Tu commences à comprendre, j'imagine, qu'on n'est pas trop dans un roman de Lauren Weisberger. Et tu as raison.
Sauf qu'en vrai, ça va bien plus loin que ces deux tragédies. Qu'on démarre du Sri-Lanka et qu'on termine dans un petit village au fin fond de l'Isère mais qu'entre temps on se trouver plongés dans la lutte de deux juges idéalistes contre les sociétés de crédits à la consommation. Et là ça se lit comme un polar juridique, on se prend à s'enflammer pour des arrêts de la Cour européenne de justice qui permettent à ces deux cow-boys du Palais de justice de Vienne de mettre la patée à ces profiteurs de misère que sont les Cofinoga et cie. L'un de ces deux juges s'appelle Juliette.
C'est la soeur d'Hélène.
Juliette, comme la petite fille emportée par la vague.
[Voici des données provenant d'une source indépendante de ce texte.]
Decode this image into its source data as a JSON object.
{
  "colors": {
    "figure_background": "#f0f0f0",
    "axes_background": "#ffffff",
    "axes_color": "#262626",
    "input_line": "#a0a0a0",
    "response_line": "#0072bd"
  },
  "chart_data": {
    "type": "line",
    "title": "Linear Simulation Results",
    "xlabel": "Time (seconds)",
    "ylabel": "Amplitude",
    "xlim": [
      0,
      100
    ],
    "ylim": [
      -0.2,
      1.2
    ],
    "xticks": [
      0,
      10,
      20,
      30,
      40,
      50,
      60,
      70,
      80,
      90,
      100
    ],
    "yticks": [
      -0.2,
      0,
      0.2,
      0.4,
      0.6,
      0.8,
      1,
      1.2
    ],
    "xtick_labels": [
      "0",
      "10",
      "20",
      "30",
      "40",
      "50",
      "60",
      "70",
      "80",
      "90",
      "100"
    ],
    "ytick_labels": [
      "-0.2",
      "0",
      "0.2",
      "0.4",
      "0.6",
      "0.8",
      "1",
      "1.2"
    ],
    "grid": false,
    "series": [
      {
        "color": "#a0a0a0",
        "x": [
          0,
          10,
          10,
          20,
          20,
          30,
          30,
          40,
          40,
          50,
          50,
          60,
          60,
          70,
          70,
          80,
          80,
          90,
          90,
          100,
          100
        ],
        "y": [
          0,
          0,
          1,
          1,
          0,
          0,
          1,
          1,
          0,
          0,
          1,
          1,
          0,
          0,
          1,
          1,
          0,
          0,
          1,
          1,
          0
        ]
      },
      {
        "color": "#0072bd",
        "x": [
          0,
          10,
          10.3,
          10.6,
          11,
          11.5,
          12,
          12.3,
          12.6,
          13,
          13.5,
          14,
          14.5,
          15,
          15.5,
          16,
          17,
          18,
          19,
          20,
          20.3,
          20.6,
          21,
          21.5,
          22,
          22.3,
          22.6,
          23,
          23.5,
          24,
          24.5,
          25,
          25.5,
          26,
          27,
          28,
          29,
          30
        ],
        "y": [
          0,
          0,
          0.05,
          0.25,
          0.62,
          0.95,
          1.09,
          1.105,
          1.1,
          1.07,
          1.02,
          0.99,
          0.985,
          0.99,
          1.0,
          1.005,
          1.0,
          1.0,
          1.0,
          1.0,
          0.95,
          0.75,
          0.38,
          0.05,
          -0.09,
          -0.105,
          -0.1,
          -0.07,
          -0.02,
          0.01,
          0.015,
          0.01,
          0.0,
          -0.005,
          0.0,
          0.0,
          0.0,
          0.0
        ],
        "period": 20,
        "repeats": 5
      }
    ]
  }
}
Voilà, que dire de plus si ce n'est que le style est épuré, que les mots ont tous une importance capitale, qu'il n'y a pas une virgule de trop ni un effet qui paraisse surfait ? Que dire si ce n'est que ce sont d'autres vies que la sienne et que dans ces vies il y a forcément un peu de la notre ?
Si, je citerai ma copine Julie qui jouit du coude cette fois-ci: "Carrère est le plus grand écrivain français vivant".
Elle n'exagère jamais ma copine Julie.